There is no misrepresentation in pointing to the falseness of OP’s claim to ‘openness’. The two representatives who attended our ‘Communism 94’ school in Spain last October were constantly telling us they had “not been mandated to discuss” almost everything. Concealing personal views in this way blocks the path towards the theoretical clarity and mutual trust which practical communist unity requires.

The ‘conference papers’ were, characteristically, nothing but the hopeless musings of isolated individuals and miniscule sects divorced from communist practice. It would be wrong, in my opinion, to dignify these by dissecting them in the Weekly Worker, or to endorse OP’s diversion from serious party-building by participating in the conference.

The Open Polemic project for communist unity has failed. Real pro-Party discussion is being conducted with other groups by the CPGB Provisional Central Committee, where theory is joined with practice. Genuine communists define themselves in relation to this reality. I hope Comrade Hickman and the OP editorial board will join us and use their journal in the struggle to build communist organisation and practice now.

R Hickman
Open Polemic

Weapon of control

The ‘not guilty’ verdicts in the case of Joy Gardner - cruelly killed by agents of the state in their efforts to deport her - has produced the usual stock response from left organisations. Instead of condemning the capitalists’ immigration controls for claiming the right to determine where workers should live and work, Militant puts it all down to “institutionalised racism, sanctioned at the highest levels and exonerated by the courts” (June 23).

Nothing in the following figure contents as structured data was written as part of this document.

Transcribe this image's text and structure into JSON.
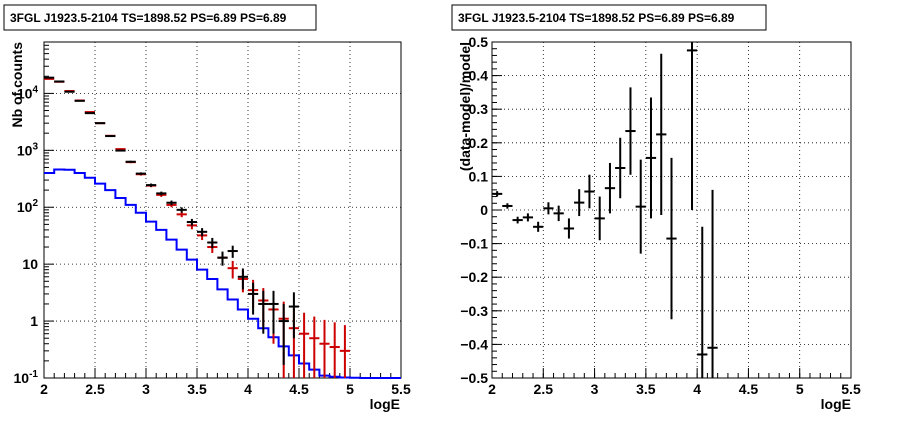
{
  "chart_data": [
    {
      "type": "step",
      "title": "3FGL J1923.5-2104 TS=1898.52 PS=6.89 PS=6.89",
      "xlabel": "logE",
      "ylabel": "Nb of counts",
      "xlim": [
        2,
        5.5
      ],
      "ylim": [
        0.1,
        80000
      ],
      "yscale": "log",
      "grid": true,
      "xticks": [
        "2",
        "2.5",
        "3",
        "3.5",
        "4",
        "4.5",
        "5",
        "5.5"
      ],
      "yticks": [
        {
          "v": 0.1,
          "label": "10^-1"
        },
        {
          "v": 1,
          "label": "1"
        },
        {
          "v": 10,
          "label": "10"
        },
        {
          "v": 100,
          "label": "10^2"
        },
        {
          "v": 1000,
          "label": "10^3"
        },
        {
          "v": 10000,
          "label": "10^4"
        }
      ],
      "series": [
        {
          "color": "#0000ff",
          "kind": "histogram",
          "edges": [
            2.0,
            2.1,
            2.2,
            2.3,
            2.4,
            2.5,
            2.6,
            2.7,
            2.8,
            2.9,
            3.0,
            3.1,
            3.2,
            3.3,
            3.4,
            3.5,
            3.6,
            3.7,
            3.8,
            3.9,
            4.0,
            4.1,
            4.2,
            4.3,
            4.4,
            4.5,
            4.6,
            4.7,
            4.8,
            4.9,
            5.0,
            5.1,
            5.2,
            5.3,
            5.4,
            5.5
          ],
          "values": [
            400,
            460,
            455,
            400,
            330,
            260,
            200,
            145,
            110,
            80,
            56,
            40,
            27,
            18,
            12,
            8,
            5.5,
            3.6,
            2.4,
            1.6,
            1.1,
            0.75,
            0.52,
            0.36,
            0.25,
            0.18,
            0.14,
            0.11,
            0.105,
            0.102,
            0.101,
            0.1,
            0.1,
            0.1,
            0.1
          ]
        },
        {
          "color": "#cc0000",
          "kind": "histogram-points",
          "x": [
            2.05,
            2.15,
            2.25,
            2.35,
            2.45,
            2.55,
            2.65,
            2.75,
            2.85,
            2.95,
            3.05,
            3.15,
            3.25,
            3.35,
            3.45,
            3.55,
            3.65,
            3.75,
            3.85,
            3.95,
            4.05,
            4.15,
            4.25,
            4.35,
            4.45,
            4.55,
            4.65,
            4.75,
            4.85,
            4.95
          ],
          "y": [
            18000,
            16000,
            11000,
            7500,
            4700,
            3000,
            1800,
            1050,
            620,
            380,
            240,
            165,
            110,
            75,
            48,
            32,
            20,
            13,
            8.5,
            5.5,
            3.5,
            2.3,
            1.6,
            1.1,
            0.75,
            0.6,
            0.5,
            0.4,
            0.35,
            0.3
          ],
          "yerr_lo": [
            130,
            120,
            100,
            85,
            70,
            55,
            42,
            32,
            25,
            20,
            15,
            13,
            10,
            8,
            7,
            5.5,
            4.3,
            3.5,
            2.9,
            2.3,
            1.8,
            1.5,
            1.2,
            1.0,
            0.72,
            0.58,
            0.49,
            0.39,
            0.34,
            0.29
          ],
          "yerr_hi": [
            130,
            120,
            100,
            85,
            70,
            55,
            42,
            32,
            25,
            20,
            15,
            13,
            10,
            8,
            7,
            5.5,
            4.3,
            3.5,
            2.9,
            2.3,
            1.8,
            1.5,
            1.3,
            1.1,
            0.9,
            0.8,
            0.7,
            0.65,
            0.6,
            0.55
          ]
        },
        {
          "color": "#000000",
          "kind": "points",
          "x": [
            2.05,
            2.15,
            2.25,
            2.35,
            2.45,
            2.55,
            2.65,
            2.75,
            2.85,
            2.95,
            3.05,
            3.15,
            3.25,
            3.35,
            3.45,
            3.55,
            3.65,
            3.75,
            3.85,
            3.95,
            4.05,
            4.15,
            4.25,
            4.35,
            4.45
          ],
          "y": [
            18900,
            16200,
            10700,
            7400,
            4500,
            3000,
            1780,
            990,
            630,
            390,
            245,
            175,
            120,
            90,
            55,
            37,
            24,
            13,
            17,
            6,
            3,
            2,
            2,
            1,
            1.8
          ],
          "yerr_lo": [
            137,
            127,
            103,
            86,
            67,
            55,
            42,
            31,
            25,
            20,
            16,
            13,
            11,
            9.5,
            7.4,
            6,
            4.9,
            3.6,
            4.1,
            2.4,
            1.7,
            1.4,
            1.4,
            0.83,
            1.3
          ],
          "yerr_hi": [
            137,
            127,
            103,
            86,
            67,
            55,
            42,
            31,
            25,
            20,
            16,
            13,
            11,
            9.5,
            7.4,
            6,
            4.9,
            3.6,
            4.1,
            2.4,
            1.7,
            1.4,
            1.4,
            1.0,
            1.4
          ]
        }
      ]
    },
    {
      "type": "scatter",
      "title": "3FGL J1923.5-2104 TS=1898.52 PS=6.89 PS=6.89",
      "xlabel": "logE",
      "ylabel": "(data-model)/model",
      "xlim": [
        2,
        5.5
      ],
      "ylim": [
        -0.5,
        0.5
      ],
      "grid": true,
      "xticks": [
        "2",
        "2.5",
        "3",
        "3.5",
        "4",
        "4.5",
        "5",
        "5.5"
      ],
      "yticks": [
        "0.5",
        "0.4",
        "0.3",
        "0.2",
        "0.1",
        "0",
        "-0.1",
        "-0.2",
        "-0.3",
        "-0.4",
        "-0.5"
      ],
      "series": [
        {
          "color": "#000000",
          "x": [
            2.05,
            2.15,
            2.25,
            2.35,
            2.45,
            2.55,
            2.65,
            2.75,
            2.85,
            2.95,
            3.05,
            3.15,
            3.25,
            3.35,
            3.45,
            3.55,
            3.65,
            3.75,
            3.95,
            4.05,
            4.15
          ],
          "y": [
            0.048,
            0.012,
            -0.03,
            -0.022,
            -0.05,
            0.005,
            -0.01,
            -0.055,
            0.022,
            0.055,
            -0.025,
            0.065,
            0.125,
            0.235,
            0.01,
            0.155,
            0.225,
            -0.085,
            0.475,
            -0.43,
            -0.41
          ],
          "yerr": [
            0.008,
            0.008,
            0.01,
            0.012,
            0.015,
            0.018,
            0.023,
            0.03,
            0.04,
            0.05,
            0.065,
            0.075,
            0.09,
            0.13,
            0.14,
            0.18,
            0.24,
            0.24,
            0.475,
            0.38,
            0.47
          ]
        }
      ]
    }
  ]
}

The paper asks: “Had Joy Gardner been white is there any doubt that the treatment which led to her death would not have been meted out?” There is considerable doubt. Police and immigration authorities were not issued with ‘restraints’ and gags in a pack labelled ‘For black deportees only’. The equipment was for use against any ‘illegal’ worker who would not ‘come quietly’, agree to be uprooted from their home and dumped, perhaps penniless, thousands of miles away.

In response to the outcry at Joy’s death - not least from the anti-racist, liberal bourgeoisie - the authorities were forced to abandon their paid agents and place them on trial. After many hours’ consideration, the police officers were found not guilty. The jury - just like Militant - no doubt accepted the state’s right to enforce its border controls. It finally concluded that the killing was accidental.

While many individuals, including police and immigration officers, may remain racist in outlook, it is as clear as daylight that the state’s official ideology is anti-racist. The weapon the capitalists use today in their attempt to rally both black and white workers behind their state (including its barbaric immigration controls) is national chauvinism.

Those who limit their demands to the scrapping of racist immigration controls, instead of calling for our right to live anywhere in the world, are objectively strengthening that weapon.